Andere Arbeiter isolieren derweil die Räume in Richtung Schulstraße, damit es dort nicht zu kalt für die Kinder ist. Zuletzt hatte es die Heizungsanlage in den betroffenen Zimmern nicht mehr geschafft, in den Wintermonaten eine angenehme Temperatur zu erzeugen. Viel zu tun gibt es außerdem im ehemaligen Hauptschulpausenhof: Der erhält einen Kleinspielbereich, im September soll das erste kleinkindgerechte Spielzeug aufgestellt werden. Auch in Sachen Abbrucharbeiten steht noch einiges aus: "Der Bauhof wird derzeit eingesetzt wie die Feuerwehr", sagt der Bürgermeister. Eine vom Hagel durchlöcherte Pausenhofabdeckung wartet zum Beispiel noch auf ihren Abriss.
Auch die sanitären Anlagen im Untergeschoss sind noch ein großer Brocken. Während in der einen Toilette die Durchgangstür versetzt werden muss, haben Arbeiter im vorgesehenen Wickel- und Duschbereich nach dem Abriss einer Zwischenwand plötzlich eine Wasserleitung mitten im Raum stehen, die niemand auf der Rechnung hatte. "Die war nirgendwo eingezeichnet. Jetzt müssen wir sie umlegen." Trotz solcher "Überraschungen" soll der Kindergarten St. Martin noch in diesem Jahr öffnen. "Wir sehen tagtäglich große Fortschritte", sagt Bürgermeister Hauck.

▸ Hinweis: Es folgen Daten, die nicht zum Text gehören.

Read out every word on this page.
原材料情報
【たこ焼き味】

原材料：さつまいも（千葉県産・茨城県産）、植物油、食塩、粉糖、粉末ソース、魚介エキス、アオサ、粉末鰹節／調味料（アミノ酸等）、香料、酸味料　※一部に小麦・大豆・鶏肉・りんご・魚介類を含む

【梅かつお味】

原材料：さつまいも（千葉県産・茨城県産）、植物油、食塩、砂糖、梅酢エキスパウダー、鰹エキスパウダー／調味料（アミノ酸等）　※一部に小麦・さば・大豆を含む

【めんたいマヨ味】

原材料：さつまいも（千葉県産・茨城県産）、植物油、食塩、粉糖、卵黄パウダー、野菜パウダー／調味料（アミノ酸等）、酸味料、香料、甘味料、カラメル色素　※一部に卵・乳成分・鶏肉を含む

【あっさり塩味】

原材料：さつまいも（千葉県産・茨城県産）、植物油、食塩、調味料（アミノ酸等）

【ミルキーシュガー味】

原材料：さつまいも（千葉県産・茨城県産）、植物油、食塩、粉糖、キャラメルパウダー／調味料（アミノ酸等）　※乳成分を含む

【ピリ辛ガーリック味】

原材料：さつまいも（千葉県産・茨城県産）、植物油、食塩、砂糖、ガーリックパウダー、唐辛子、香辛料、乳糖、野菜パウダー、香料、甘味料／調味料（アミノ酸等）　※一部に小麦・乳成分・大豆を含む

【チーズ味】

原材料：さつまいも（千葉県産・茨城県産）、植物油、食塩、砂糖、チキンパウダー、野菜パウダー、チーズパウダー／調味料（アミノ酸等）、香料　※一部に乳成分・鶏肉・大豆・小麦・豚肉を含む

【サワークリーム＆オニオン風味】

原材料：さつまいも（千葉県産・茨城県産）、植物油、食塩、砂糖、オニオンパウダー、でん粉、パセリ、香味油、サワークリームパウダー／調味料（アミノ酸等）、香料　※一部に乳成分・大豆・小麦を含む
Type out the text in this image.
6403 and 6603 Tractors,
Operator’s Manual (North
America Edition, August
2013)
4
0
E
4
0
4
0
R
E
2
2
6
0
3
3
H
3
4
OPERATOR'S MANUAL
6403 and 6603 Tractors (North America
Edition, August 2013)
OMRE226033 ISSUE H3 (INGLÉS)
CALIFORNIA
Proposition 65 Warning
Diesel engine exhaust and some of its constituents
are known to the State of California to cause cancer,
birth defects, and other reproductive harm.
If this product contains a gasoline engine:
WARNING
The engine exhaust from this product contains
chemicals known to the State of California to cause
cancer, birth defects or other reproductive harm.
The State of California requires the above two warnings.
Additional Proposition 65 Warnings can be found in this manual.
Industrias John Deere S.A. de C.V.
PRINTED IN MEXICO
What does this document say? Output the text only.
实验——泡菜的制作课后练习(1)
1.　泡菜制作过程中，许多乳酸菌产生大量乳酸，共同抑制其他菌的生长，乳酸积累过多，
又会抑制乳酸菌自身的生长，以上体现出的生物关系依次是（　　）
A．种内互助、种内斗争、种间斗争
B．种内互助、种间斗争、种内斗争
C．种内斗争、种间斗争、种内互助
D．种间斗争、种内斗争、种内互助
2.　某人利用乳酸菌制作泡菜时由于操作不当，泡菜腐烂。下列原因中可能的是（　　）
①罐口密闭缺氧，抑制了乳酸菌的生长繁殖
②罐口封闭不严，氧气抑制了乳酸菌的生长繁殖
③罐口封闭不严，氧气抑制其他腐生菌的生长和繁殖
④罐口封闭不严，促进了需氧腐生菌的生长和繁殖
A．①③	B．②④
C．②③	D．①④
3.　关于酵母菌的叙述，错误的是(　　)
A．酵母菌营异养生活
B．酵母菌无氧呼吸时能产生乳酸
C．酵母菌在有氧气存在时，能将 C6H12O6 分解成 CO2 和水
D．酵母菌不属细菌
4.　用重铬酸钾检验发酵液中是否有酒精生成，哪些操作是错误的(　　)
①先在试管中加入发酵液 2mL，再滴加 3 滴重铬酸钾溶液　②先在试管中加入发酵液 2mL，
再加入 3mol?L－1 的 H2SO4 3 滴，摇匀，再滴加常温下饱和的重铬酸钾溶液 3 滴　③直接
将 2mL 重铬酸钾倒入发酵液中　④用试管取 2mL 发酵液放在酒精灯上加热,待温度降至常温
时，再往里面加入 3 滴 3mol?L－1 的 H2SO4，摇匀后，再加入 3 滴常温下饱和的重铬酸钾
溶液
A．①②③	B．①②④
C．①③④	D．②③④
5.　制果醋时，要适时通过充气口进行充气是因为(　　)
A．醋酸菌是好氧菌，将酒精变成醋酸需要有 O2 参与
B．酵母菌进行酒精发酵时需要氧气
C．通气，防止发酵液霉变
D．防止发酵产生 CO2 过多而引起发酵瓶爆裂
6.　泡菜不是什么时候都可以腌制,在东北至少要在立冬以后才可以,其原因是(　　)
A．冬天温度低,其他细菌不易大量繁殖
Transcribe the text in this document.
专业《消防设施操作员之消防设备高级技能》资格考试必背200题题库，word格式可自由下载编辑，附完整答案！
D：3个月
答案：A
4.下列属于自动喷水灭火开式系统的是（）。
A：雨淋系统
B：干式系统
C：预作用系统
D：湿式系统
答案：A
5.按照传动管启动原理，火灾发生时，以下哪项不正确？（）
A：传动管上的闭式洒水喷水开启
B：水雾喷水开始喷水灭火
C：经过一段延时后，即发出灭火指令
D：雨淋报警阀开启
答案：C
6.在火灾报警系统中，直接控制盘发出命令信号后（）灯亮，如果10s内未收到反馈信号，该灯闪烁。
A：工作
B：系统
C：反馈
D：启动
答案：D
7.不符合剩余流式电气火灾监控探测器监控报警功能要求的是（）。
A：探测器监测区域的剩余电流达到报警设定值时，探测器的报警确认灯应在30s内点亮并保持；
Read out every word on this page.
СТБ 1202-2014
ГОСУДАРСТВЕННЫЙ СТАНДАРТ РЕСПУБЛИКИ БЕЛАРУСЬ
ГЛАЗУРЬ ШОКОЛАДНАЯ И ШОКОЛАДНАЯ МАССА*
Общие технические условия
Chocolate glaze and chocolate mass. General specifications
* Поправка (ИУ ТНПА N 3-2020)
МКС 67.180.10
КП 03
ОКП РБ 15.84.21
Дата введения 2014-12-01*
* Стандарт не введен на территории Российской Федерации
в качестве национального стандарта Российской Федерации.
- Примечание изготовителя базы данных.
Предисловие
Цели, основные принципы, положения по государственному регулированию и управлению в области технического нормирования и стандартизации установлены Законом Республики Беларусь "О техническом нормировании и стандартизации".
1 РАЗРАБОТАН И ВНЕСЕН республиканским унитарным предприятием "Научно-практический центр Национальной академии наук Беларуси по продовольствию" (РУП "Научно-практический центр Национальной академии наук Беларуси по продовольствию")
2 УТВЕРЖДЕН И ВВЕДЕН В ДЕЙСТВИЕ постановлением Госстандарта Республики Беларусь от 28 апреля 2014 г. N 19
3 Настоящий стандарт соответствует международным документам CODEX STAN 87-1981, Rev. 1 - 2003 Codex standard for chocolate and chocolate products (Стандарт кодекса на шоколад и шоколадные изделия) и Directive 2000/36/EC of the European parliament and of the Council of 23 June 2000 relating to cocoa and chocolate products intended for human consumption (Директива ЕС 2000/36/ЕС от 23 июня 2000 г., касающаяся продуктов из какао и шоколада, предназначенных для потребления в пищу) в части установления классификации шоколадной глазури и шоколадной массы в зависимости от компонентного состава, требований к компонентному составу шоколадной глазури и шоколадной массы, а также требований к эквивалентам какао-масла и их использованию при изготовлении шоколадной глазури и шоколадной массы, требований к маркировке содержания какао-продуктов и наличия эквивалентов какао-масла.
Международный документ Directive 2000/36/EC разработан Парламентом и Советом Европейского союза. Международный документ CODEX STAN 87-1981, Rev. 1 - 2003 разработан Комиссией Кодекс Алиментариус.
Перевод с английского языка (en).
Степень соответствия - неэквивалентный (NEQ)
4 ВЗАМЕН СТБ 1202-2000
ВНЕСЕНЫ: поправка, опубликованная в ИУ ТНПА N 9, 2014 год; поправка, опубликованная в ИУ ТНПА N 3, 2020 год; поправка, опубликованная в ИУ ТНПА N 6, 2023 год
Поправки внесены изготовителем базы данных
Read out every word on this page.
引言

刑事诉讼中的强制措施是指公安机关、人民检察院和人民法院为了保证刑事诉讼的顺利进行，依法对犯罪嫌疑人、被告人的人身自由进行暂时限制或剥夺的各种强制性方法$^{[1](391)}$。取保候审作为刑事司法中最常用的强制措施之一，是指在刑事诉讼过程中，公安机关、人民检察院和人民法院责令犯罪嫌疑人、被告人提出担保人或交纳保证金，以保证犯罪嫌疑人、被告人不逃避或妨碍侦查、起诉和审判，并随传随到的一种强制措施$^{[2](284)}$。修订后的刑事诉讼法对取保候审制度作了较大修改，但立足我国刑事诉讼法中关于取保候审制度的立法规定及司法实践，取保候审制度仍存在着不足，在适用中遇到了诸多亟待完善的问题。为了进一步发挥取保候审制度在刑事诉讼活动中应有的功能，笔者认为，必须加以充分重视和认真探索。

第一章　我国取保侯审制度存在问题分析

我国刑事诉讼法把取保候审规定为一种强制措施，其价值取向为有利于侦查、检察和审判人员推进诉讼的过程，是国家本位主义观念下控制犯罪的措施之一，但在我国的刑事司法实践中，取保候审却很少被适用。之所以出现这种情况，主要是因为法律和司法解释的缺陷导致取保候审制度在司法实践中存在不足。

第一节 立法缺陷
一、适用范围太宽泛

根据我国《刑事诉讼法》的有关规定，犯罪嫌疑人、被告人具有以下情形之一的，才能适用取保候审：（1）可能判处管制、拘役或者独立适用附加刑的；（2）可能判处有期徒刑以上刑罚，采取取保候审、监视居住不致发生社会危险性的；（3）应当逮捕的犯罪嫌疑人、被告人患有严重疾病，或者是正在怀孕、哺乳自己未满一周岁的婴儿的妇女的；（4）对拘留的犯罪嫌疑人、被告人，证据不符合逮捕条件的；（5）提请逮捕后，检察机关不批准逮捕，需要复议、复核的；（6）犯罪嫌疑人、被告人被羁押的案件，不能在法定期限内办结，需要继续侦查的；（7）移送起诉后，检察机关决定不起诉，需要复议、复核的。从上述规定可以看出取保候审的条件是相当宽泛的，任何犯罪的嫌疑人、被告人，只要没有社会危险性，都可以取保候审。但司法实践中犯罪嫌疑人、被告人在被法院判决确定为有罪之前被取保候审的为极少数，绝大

Damit dieses Ziel zu erreichen ist und die vielen unterschiedlichen Firmen effektiv nebeneinander arbeiten können, hat Architekt Bernhard Thiry vom Büro Haberkorn (Obrigheim) die Zügel fest in der Hand. "Wir profitieren von seinem großen Erfahrungsschatz", ist Adalbert Hauck überzeugt. Und - das ist in Anbetracht der klammen Kasse wichtig - "er hat uns schon viel Geld gespart". Finanzielle Unterstützung erhält die Gemeinde zudem für die Einrichtung zweier Kleinkindgruppen (140.000 Euro) und aus dem Ausgleichstock (186.000 Euro). Für Höpfingen bleiben somit Kosten von etwa 434.000 Euro - kein hoher Preis für einen neuen Kindergarten und eine sicherere Grundschule.